Single by Marion Raven

from the album Set Me Free
- Released: April 11, 2007
- Recorded: 2006–2007
- Genre: Rock
- Length: 3:29
- Songwriter(s): Marion Raven Freddy Wexler Arthur Lafrentz Bacon Harris Doran
- Producer(s): DJ Ashba

Marion Raven singles chronology
| "Heads Will Roll" (2006) | "Falling Away" (2007) |  |

Alternative cover
- US version

= Falling Away (Marion Raven song) =

"Falling Away" is the lead single from Marion Raven's album, 'Set Me Free', digitally released on April 11, 2007 to Canada and European iTunes by Eleven Seven Music. The song was released in the digital format to U.S. iTunes on June 12, 2007. The single has two covers, one for European countries and the alternative cover for its U.S. release. The single was released on radio in most Asian countries despite the album being exclusively released in the U.S and Europe; it had reached number 2 in Indonesia by the end of 2007.

==Content==
According to Raven, "Falling Away" describes how things can get out of one's control, and it is also about the fear of both life and death.

==Music video and snowboarding contest==
The music video for "Falling Away" features top snowboarders Andreas Wiig (Two-time Gold Medalist 07’ X Games, Honda Vail Session 07 champion, Snowboarder Magazine Jumper of the Year), Hana Beaman (U.S. Open Champion, X Games Silver Medalist, Transworld Magazine Female Rider of the Year) and Mike Casanova (Vans Cup Rail Jam Champion), JJ Johnson and Madison Elsworth was shot by director Matt Ornstein in the middle of a snow storm in Keystone, Colorado. In the video, Raven sings and plays both the acoustic and electric guitar, together with DJ Ashba, while snowboarders performed mid-air snowboarding stunts. "Falling Away" is the first of Raven's songs to be part of a contest in which fans submitted clips of their snowboarding tricks for a chance to appear in the official release of the song's music video. Prize winners won attractive prizes including a prize pack comprising passes and products from Vail Resorts, Keystone Ski Resort, Vans and OIGO.

Raven stated in an interview with EssenSIE magazine that her boyfriend, Andreas Wiig, was the key inspiration for the music video concept. Wiig makes an appearance in the video as one of the snowboarders.
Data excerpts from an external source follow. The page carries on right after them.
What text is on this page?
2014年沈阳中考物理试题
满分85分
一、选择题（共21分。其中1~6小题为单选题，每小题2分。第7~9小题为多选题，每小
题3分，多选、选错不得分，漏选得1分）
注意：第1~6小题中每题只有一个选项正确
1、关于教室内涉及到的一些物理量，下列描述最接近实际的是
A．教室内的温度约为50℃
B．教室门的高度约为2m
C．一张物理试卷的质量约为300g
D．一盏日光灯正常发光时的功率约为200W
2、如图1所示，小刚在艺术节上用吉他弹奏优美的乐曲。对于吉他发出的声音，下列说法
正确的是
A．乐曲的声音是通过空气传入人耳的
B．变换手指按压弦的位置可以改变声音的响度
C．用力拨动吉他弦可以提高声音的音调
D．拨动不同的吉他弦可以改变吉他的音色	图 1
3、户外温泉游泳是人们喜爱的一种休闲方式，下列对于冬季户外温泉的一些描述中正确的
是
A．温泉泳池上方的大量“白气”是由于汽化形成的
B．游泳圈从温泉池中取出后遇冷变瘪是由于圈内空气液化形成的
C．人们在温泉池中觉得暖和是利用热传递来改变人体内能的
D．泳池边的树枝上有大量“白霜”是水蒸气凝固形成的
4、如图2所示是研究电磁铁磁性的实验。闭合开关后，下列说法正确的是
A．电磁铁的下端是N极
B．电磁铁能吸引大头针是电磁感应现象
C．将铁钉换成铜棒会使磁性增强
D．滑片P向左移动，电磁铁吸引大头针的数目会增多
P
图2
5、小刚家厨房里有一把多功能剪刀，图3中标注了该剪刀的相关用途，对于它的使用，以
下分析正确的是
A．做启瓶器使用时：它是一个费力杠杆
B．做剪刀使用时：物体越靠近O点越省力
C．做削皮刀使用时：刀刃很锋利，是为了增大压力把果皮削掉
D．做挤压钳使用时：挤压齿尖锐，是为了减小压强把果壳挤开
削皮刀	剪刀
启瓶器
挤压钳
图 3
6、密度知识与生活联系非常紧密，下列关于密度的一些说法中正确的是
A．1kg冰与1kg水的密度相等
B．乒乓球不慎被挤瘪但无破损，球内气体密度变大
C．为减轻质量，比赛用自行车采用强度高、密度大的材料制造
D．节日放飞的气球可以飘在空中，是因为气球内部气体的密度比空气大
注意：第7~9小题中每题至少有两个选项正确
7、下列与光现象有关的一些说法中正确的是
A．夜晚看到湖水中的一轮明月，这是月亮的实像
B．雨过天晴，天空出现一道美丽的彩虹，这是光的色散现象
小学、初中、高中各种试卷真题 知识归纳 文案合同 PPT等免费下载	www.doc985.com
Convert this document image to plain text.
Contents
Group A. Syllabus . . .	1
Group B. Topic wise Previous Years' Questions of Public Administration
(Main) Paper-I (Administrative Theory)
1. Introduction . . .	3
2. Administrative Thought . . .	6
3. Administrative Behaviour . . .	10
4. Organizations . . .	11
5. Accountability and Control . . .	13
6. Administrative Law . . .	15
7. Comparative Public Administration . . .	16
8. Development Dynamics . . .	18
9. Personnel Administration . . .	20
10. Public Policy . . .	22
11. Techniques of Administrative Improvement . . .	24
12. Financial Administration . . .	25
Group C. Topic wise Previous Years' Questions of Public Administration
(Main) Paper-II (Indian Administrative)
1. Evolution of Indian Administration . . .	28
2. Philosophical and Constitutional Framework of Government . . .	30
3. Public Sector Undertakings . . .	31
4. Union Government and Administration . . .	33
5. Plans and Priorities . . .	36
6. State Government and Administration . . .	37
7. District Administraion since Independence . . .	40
Wiig and Raven married May 2013.

==Track listings==

- iTunes version

1. "Falling Away" - 3:29

Promo CD (UK & Germany)

- Break You
- Falling Away
- Here I Am

Promo CD (US)

- Falling Away (Single Version)

==Reception==
- "Falling Away" peaked at number 5 on the Nicaragua music charts even though the single was not released in Central America.
- German website mix1.de gave "Falling Away" a 6 out of 8 rating.